Wenn das Problem des Trinkens überhand nimmt, wird die Familie versuchen, den Betroffenen vom übermäßigen Alkoholkonsum abzuhalten, u.a. werden ihm diverse Versprechungen abgeluchst. Natürlich kann der Kranke diese nicht einhalten, es kommt zu Vorwürfen, welche er mit vermehrtem Trinken und somit mit einer stärkeren Krankheitsentwicklung beantwortet.

3. Resignationsphase

Wenn das Problem offensichtlich wird und sich nicht mehr von der Umwelt verbergen läßt, besteht die Gefahr, daß die Familie in die soziale Isolierung kommt. Sie schottet sich ab, damit dieses Problem nicht nach außen gelangen kann. Sie erkennt, daß es ihr nicht möglich ist, den Alkoholkonsum des Kranken kontrollieren zu können und begnügt sich so mit meist kurzfristigen Zielen:" Trink wenigstens nicht, wenn meine Eltern kommen."

4. Erste Rollenwechselphase

Der Betroffene wird mit der Zeit immer unfähiger, seine Aufgaben innerhalb der Familie zu erfüllen, so daß ein anderes Familienmitglied seine Rolle übernehmen muß.

5. Fluchtphase

Bei weiterer Krankheitsentwicklung wird der Partner versuchen, durch Trennung/Scheidung dem Problem zu entkommen. Es wird des öfteren mit Scheidung/Trennung gedroht, wobei es jedoch bei der Drohung bleibt.

6. Trennungsphase

Es kommt definitiv zur Trennung/Scheidung, und die Familie reorganisiert sich ohne den Kranken.

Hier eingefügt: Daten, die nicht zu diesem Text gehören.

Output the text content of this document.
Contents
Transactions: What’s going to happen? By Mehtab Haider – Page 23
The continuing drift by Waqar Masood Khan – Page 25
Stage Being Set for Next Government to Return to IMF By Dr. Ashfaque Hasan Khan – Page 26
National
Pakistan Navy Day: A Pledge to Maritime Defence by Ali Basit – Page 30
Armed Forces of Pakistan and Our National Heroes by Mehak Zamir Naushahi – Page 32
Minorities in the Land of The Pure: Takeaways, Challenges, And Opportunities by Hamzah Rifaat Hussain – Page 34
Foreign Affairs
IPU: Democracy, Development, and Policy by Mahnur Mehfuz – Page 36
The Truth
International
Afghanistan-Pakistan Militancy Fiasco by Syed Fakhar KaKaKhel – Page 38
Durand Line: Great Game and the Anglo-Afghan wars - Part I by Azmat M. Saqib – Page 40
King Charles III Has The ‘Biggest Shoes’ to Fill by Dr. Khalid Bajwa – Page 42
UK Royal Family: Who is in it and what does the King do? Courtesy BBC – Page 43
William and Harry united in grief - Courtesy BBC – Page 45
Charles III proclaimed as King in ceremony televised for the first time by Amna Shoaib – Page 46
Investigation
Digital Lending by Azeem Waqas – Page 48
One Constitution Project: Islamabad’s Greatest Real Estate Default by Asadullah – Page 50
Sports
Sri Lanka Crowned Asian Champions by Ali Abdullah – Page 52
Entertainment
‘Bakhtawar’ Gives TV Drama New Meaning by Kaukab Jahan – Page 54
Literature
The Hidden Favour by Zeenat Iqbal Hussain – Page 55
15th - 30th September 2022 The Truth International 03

7. Zweite Rollenwechselphase nach Abstinenz des kranken Partners

Wenn der Kranke abstinent wird, entstehen neue Konflikte, da er wieder seine "alte" Rolle beansprucht. Es wird ein neuer Rollenwechsel nötig, wobei das entstandene Mißtrauen, die Ängste und auch alte Erinnerungen erst einmal zu überwinden sind, um eine familiäre Homöostase wieder herzustellen

5.5. Suizidalität

Alkoholiker sind, ebenso wie Rauschdrogen- und Medikamentenabhängige, besonders suizidgefährdet. Der Suizid ist je nach Literaturangabe bis zu 25 mal häufiger[12] als bei der "Normalbevölkerung". Sucht scheint dabei ein protrahierter Selbstmord zu sein, bzw. ist Sucht auch ein Wegbereiter zum Suizid. Beim Alkoholiker sind drei Wege abzugrenzen[8]:

- Suizidhandlungen aus unvorhergesehenen aggressiven Impulsen, d.h. meist bei ansteigendem Blutalkoholspiegel
- Suizidhandlungen am Gefolge der alkoholentzugsbedingten Depression, dem sogenannten "Katzenjammer", d.h. meist bei sinkendem Alkoholspiegel
- Reaktionsbildungen beim Erleben des Zusammenbruchs der gesundheitlichen, sozialen und finanziellen Situation ("Bilanzselbstmord), d.h. meist im Zustand der Alkoholnüchternheit

Ebenfalls häufig bei alkoholischen Hauptdiagnosen kommt es zu Parasuiziden[42], und zwar typischerweise bei Patienten unter 45 Jahren aus der sozialen Unterschicht, häufig bei Geschiedenen.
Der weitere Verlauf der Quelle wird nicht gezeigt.